Search code examples
apache-sparkrstudiosparklyr

SparklyR connection to standalone spark cluster only connecting to 2/6 workers


I've just finally managed to set up my stack to use RStudio to connect to a standalone spark cluster (with file storage in CassandraDB) via sparklyR.

The only issue I still haven't been able to resolve is how to get my sparklyR connection to utilise all the available worker nodes on cluster (there are 6 in total). Every time I connect, the Executor Summary page shows only 2 workers are being utilised by the sparklyR connection (with 1 executor on each node).

I've tried playing around with the config.yml file for the spark_connect call, including setting spark.executor.instances: 6 and spark.num.executors: 6, but that doesn't make a difference. Is there another setting I can use to get sparklyR to use all the nodes? Can I somehow pass a list of all the worker IP addresses to spark_connect so that it connects to them all?

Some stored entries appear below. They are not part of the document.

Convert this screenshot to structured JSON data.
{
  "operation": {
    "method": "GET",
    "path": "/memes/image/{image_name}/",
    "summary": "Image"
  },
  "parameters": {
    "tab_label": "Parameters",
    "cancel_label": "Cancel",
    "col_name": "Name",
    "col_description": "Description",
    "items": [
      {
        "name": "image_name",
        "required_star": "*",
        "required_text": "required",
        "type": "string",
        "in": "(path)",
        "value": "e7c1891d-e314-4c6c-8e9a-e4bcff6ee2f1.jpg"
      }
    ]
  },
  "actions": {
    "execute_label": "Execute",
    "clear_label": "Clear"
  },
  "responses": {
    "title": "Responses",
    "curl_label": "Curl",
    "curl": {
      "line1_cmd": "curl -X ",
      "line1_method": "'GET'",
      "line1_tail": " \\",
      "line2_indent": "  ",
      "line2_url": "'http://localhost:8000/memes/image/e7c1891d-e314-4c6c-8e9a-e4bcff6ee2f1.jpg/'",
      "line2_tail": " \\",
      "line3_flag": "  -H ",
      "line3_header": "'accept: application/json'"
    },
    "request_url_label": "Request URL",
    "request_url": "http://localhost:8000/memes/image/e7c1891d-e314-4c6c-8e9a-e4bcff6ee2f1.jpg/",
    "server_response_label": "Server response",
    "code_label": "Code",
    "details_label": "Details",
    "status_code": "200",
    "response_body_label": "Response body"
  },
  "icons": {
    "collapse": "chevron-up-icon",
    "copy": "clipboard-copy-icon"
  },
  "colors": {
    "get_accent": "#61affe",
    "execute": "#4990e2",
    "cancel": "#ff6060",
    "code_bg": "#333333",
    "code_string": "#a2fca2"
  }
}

My setup is as follows: RStudio: 1.0.136, sparklyR: 0.5.3-9000, Spark version (on cluster & locally): 2.0.0.


Solution

  • Finally solved it! It was so simple and obvious I cannot believe I missed it.

    The config (spark-defaults.conf) file had the settings:

    spark.executor.cores: 5
    spark.cores.max: 12
    

    Which of course means it could not start more than 2 (5-core) executors, since the max number of cores the entire app was allowed was 12.